GPAT7 expression is induced by wounding, and gpat7 mutants are impaired in wound response. A to C, GPAT7 promoter::GUS responds to wounding. Strong GUS staining was detected only in wounded regions of leaves. D to F, Compared with wild-type leaves, the gpat7-1 mutant fails to exclude toluidine blue after wounding. Rosette leaves (6 weeks old) were wounded with tweezers and kept in standard growth conditions for 48 h. Leaves were then detached from plants and stained with toluidine blue (0.05%) to test tissue-sealing capacities. D, Freshly wounded wild-type leaves are permeable to toluidine blue. E, After 48 h, wild-type leaves are impermeable to toluidine blue, indicating suberin-type wound-sealing response. F, After 48 h, gpat7-1 leaves are still permeable to toluidine blue. Similar observations were also made for other gpat7 alleles (data not shown). Plant tissue images presented in this study were taken with a light microscope (Leica MZ 12.5) coupled with a digital camera.

Figure 8.

Phylogenies of Arabidopsis GPATs from green plants. Each phylogeny illustrates the phylogenetic relationships between the eight members of the Arabidopsis GPAT family and their homologs in angiosperms (rice), early vascular plants (S. moellendorffii), and early land plants (P. patens).

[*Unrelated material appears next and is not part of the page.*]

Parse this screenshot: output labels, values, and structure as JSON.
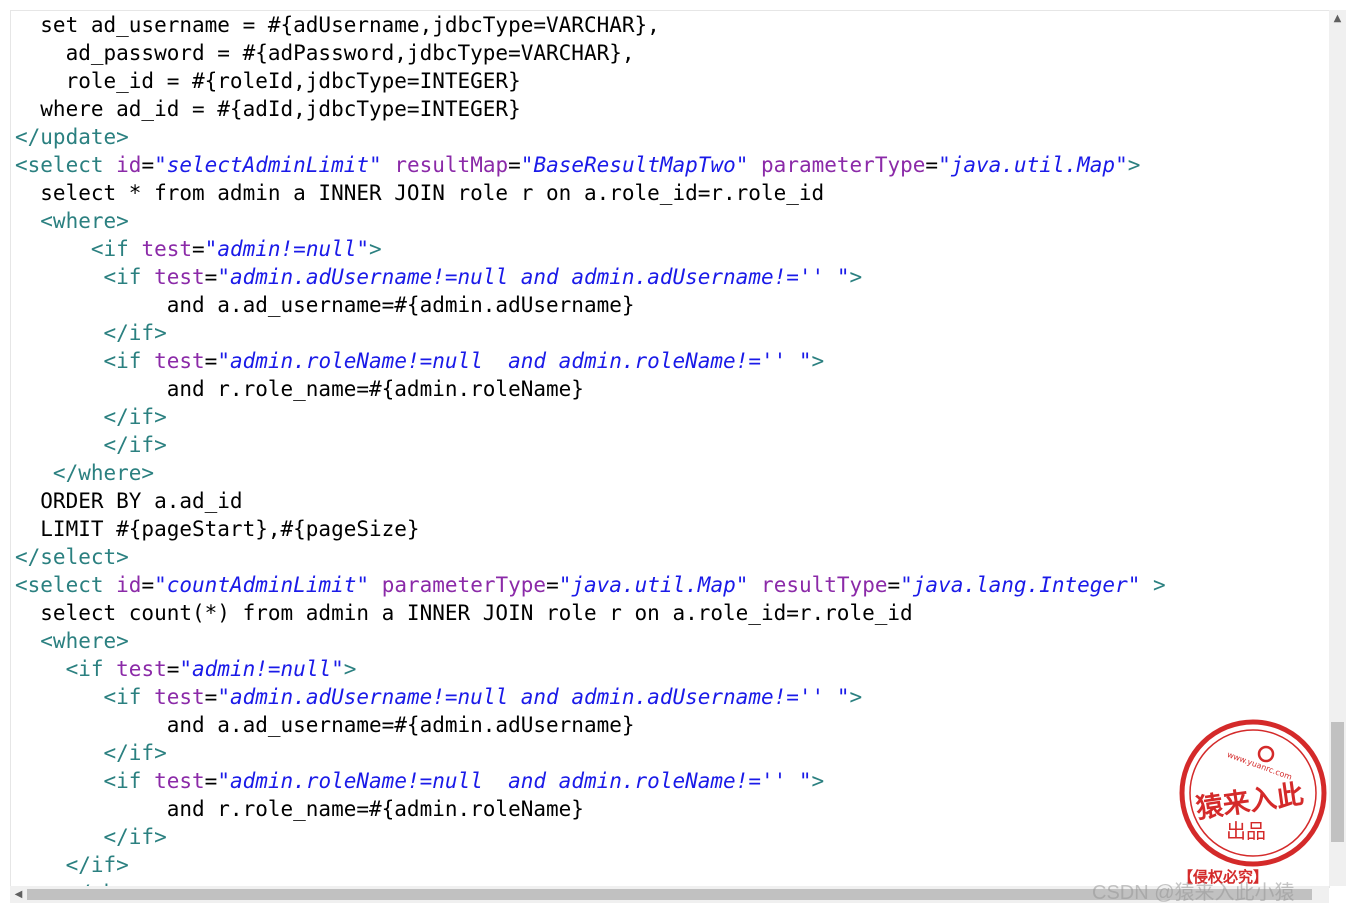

In each phylogeny, the Arabidopsis GPATs are identified as GPAT1 to GPAT8, while the genes from the other species are identified by numbers (for annotations, see “Materials and Methods”). The asterisk beside some genes indicates that it has a phosphatase domain, as identified by InterProScan (http://www.ebi.ac.uk/Tools/pfa/iprscan/). The three clades of sn-2-GPATs are highlighted in different colors, representing the GPAT4/6/8 clade (blue), the GPAT5/7 clade (orange), and the GPAT1/2/3 clade (gray). The scale to the left represents the traits that are thought to have evolved in the representative species.

Figure 9.

Substrate specificity and regiospecificity of GPAT1. A, Substrate specificity of GPAT1. Microsomes from the yeast gat1Δ strain expressing GPAT1 were used as the enzyme source. GPAT assays were conducted using the acyl-CoA species shown and [¹⁴C]G3P as substrates. GPAT activities from vector control were subtracted from those of GPAT1 reactions. The values represent means ± sd of three independent enzyme preparations. B, GPAT1 is a sn-2 acyltransferase. The reaction mixture containing C18:0-LPA, C20:0-LPA, or C22:0-FA-LPA was treated with 1 unit of alkaline phosphatase and analyzed by borate-TLC by comparison with C22:0 or C22:0-DCA sn-2 MAG generated from the alkaline phosphatase treatment of GPAT5 assay.